- The Washington Times - Tuesday, July 11, 2017

Nevada regulators are considering adopting emergency measures to restock the shelves of the state’s recreational marijuana dispensaries as pot shops risk running out of weed hardly a week after starting retail sales.

Adults over 21 have been able to legally purchase recreational marijuana from Nevada’s few dozen dispensaries since July 1, but an ongoing court battle and other complications have prevented retailers from being resupplied.

The Nevada Tax Commission now plans to vote on emergency regulations Thursday that could alleviate the imminent shortage by relaxing existing rules for distributing marijuana between grow sites and dispensaries.

When Nevadans voted in November to legalize recreational marijuana, wholesale alcohol distributors were guaranteed exclusive distribution rights for the first 18 months of retail weed sales. Only seven liquor distributors applied, however, and none so far have been licensed.

The Tax Commission previously proposed a rule change that would have allowed the state to issue licenses to distributors already authorized to transport medical marijuana, but the Independent Alcohol Distributors of Nevada sued the state and won, setting the stage for an appeals case currently before the state Supreme Court.

In the meantime, not a single liquor distributor has been authorized to transport recreational marijuana, the Reno Gazette-Journal reported Friday.

“We continue to work with the liquor wholesalers who have applied for distribution licenses, but most don’t yet meet the requirements that would allow us to license them,” Stephanie Klapstein, a spokesperson for the Nevada Tax Commission, told the Gazette-Journal.

“Based on reports of adult-use marijuana sales already far exceeding the industry’s expectations at the state’s 47 licensed retail marijuana stores, and the reality that many stores are running out of inventory, the Department must address the lack of distributors immediately,” she said. “Some establishments report the need for delivery within the next several days.”

The director of the Nevada Department of Taxation signed off last week on a set of emergency distribution rules to “maintain the flow of revenue related to the legal sale and regulation of marijuana.” Republican Gov. Brian Sandoval endorsed the proposal Friday, and regulators will vote Thursday whether to adopt emergency measures loosening existing distribution rules.

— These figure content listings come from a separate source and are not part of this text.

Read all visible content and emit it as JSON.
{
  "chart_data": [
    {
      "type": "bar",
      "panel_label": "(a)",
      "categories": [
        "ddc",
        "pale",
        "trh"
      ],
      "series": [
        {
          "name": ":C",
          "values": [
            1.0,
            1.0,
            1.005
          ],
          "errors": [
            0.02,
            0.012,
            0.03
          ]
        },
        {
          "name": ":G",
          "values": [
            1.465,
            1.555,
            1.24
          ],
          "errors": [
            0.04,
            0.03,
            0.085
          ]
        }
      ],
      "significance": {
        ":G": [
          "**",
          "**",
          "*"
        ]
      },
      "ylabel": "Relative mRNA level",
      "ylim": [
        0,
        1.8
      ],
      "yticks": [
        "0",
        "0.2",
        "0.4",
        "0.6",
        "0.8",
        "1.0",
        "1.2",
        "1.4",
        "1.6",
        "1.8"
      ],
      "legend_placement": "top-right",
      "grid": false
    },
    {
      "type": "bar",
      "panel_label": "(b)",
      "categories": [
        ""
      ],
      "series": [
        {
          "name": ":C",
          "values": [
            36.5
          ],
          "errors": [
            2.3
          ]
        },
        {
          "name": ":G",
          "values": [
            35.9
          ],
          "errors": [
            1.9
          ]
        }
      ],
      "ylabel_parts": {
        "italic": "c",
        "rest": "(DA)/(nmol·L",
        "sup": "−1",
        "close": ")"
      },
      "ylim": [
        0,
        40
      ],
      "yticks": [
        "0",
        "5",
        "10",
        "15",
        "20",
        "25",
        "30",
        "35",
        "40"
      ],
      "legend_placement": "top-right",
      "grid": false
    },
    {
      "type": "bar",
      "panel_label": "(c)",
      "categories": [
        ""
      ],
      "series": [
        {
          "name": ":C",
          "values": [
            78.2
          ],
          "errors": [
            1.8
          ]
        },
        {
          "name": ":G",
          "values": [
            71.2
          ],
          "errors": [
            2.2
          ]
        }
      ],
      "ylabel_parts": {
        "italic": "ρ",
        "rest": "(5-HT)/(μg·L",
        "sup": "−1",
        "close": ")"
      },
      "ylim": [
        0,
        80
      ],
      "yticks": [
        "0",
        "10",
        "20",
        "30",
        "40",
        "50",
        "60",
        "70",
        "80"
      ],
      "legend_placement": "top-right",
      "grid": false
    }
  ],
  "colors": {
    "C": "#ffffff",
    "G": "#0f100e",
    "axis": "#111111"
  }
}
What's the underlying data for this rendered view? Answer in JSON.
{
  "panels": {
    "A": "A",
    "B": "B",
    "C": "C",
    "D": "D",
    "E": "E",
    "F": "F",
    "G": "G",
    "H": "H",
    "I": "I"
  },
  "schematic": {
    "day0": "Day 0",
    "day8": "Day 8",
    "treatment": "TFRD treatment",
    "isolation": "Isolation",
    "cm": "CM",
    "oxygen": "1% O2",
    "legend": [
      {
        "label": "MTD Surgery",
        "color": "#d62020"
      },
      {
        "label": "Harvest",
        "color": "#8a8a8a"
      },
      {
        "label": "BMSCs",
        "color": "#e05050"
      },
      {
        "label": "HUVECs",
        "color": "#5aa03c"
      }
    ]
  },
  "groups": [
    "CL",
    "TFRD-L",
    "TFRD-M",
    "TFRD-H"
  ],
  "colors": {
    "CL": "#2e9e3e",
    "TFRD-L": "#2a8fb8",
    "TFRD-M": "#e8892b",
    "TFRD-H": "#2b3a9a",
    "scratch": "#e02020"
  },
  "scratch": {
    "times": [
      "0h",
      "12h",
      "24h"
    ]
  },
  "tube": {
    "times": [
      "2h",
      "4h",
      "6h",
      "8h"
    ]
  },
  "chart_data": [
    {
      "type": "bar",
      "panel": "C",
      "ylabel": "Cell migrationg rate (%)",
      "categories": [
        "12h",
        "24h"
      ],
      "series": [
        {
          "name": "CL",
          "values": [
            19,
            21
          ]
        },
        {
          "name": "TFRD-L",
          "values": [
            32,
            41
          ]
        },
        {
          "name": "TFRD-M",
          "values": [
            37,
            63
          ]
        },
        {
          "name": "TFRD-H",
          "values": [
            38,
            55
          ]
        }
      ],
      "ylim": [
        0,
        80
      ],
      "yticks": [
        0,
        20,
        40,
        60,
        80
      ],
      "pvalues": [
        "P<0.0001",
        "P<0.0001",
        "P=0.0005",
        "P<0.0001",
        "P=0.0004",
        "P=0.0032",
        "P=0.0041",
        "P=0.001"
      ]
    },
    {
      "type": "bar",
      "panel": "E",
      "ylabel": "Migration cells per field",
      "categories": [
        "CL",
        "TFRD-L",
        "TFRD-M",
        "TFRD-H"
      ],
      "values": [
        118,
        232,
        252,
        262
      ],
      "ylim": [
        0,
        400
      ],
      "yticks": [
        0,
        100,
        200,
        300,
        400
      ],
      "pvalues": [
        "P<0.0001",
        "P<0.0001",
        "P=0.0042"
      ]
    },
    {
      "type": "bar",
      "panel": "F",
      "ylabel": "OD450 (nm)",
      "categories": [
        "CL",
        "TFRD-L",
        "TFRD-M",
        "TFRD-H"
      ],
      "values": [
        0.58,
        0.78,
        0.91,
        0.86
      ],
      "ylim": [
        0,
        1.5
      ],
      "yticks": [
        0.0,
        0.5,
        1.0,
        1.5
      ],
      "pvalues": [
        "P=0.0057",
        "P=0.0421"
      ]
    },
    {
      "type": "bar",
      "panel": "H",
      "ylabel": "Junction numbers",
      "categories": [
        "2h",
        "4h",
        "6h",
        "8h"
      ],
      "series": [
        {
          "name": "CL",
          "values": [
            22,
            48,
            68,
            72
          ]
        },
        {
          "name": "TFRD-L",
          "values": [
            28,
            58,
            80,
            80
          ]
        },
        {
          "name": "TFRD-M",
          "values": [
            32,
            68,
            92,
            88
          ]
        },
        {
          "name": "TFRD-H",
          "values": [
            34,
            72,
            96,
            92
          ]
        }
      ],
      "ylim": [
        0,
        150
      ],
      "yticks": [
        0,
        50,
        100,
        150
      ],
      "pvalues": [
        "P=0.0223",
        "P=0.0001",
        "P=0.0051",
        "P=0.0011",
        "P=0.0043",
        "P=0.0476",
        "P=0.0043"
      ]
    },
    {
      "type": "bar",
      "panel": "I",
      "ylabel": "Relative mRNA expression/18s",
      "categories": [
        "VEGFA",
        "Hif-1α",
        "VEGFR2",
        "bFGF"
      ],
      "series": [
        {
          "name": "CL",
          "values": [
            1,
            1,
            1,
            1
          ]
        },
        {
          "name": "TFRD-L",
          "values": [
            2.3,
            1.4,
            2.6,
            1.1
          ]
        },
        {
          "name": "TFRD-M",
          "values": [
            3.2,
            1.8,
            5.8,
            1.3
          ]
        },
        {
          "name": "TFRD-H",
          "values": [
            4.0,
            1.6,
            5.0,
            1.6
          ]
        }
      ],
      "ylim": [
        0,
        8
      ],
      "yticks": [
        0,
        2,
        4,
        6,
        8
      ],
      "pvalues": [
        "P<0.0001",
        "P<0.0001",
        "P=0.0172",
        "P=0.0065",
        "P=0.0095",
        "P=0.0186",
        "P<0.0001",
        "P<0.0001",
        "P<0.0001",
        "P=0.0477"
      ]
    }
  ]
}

Nevada’s 40-plus pot shops shops generated over 40,000 retail transactions during the first weekend of recreational sales, according to the state. Preliminary figures suggest the dispensaries sold at least $3 million in marijuana products during the first few days of legal sales. Recreational marijuana taxes vary across the state but typically range between 33 and 38 percent.

Nevada is the fifth state in the nation to legalize retail marijuana sales, notwithstanding the federal government’s prohibition on pot. California, Massachusetts and Maine are slated to follow suit in 2018.